Да и с собственным мужем, теперь уже правда почти бывшим, она познакомилась, будучи одетой в майку с надписью: «Говорите медленно, я блондинка», в насмешку над известным клише. Относясь, так или иначе, к светловолосому сословию представительниц слабого пола, она все же предпочитала смеяться над этим, чем злиться. Сейчас ей стало казаться, что все это было давно и быть может даже не с ней. Слишком уж разительной оказалась ее возвращение в Россию, от жизни во Франции. И как не уговаривала она себя, что это ее дом и что она со всем справится, выходило совсем иначе. Вернутся к тому, от чего убежала несколько лет тому назад, было совсем не просто, тем более, если учесть, что ни ее Родина, ни сама девушка практически за это время не изменились. Да и с чего им было меняться?

В России по какой-то неведомой причине ее утомляло почти все, но сегодня, приехав к Сашке на дачу, она чувствовала себя особенно усталой. Хмелевская казалась ей нудной и неинтересной, да и чему быть интересной в книге, которую она читала уже восемьсот раз. Но все, что она читала за последнее время, было, так или иначе, словно по иронии судьбы было связано либо с Америкой, либо с Парижем. Хемингуэй, Моем, Марлен Дитрих, Эдит Пиаф. Биографию последней она тоже уже читала раньше, но ее как и в первый раз ее снова потрясла и словно придавала сил история это великой женщины и певицы. Ее взлеты и падения, успех и разочарование, бесконечные любовники и настоящая любовь. Алине особенно нравилось то, что певица тоже жила по зову сердца, а не разума. И к чему же ее это привело? Алина не впадала в такие крайности, как алкоголизм и наркотики, но ведь она не была и гениальной личностью. Несколько раз она перечитывала часть, посвященную ее роману с Марселем Серданом, их знакомство, безумную страсть, его гибель… Девушка словно черпала силы в чужом горе, отнюдь не злорадствуя, но сравнивая собственные переживания с Пиаф и находя утешение в том, что ей ни одной приходится так мучиться.

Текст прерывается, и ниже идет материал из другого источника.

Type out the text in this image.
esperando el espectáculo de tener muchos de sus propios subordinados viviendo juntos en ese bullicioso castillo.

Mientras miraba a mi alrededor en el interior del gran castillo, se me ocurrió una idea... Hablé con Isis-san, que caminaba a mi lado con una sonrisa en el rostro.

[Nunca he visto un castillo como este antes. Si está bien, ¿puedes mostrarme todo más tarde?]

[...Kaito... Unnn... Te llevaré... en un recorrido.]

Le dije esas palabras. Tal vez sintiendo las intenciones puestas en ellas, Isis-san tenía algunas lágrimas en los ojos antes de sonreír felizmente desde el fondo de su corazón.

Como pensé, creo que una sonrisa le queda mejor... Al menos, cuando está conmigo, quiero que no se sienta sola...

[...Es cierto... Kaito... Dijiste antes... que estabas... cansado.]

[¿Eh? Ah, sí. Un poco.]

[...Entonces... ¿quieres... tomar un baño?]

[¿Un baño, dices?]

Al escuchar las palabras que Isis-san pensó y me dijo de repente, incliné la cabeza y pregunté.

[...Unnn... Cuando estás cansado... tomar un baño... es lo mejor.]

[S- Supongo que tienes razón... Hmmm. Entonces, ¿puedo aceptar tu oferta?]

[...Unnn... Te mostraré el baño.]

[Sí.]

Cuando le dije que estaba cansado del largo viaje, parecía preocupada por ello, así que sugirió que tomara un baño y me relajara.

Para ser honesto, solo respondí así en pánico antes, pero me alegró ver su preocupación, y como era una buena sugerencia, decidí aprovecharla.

Часто она думала, что ей должно быть легче, Дамиан ведь жив, и наслаждается жизнью, где — то далеко, просто очень далеко, а любимый Эдит погиб, но почему то легче не становилось. Алина гнала от себя мысли, что он смеется без нее, сверкая белозубой улыбкой, в которой не хватает одного зуба, с кем-то танцует, вертя партнершу, в короткой юбке, плавает в соленой воде, водит машину, покупает каждый день еду, ходит в рестораны, держит за руку… Все это уже не ей, а той, другой, Паоле, или уже следующей, а может нескольким сразу. Он рассказывал и о таких периодах в своей жизни.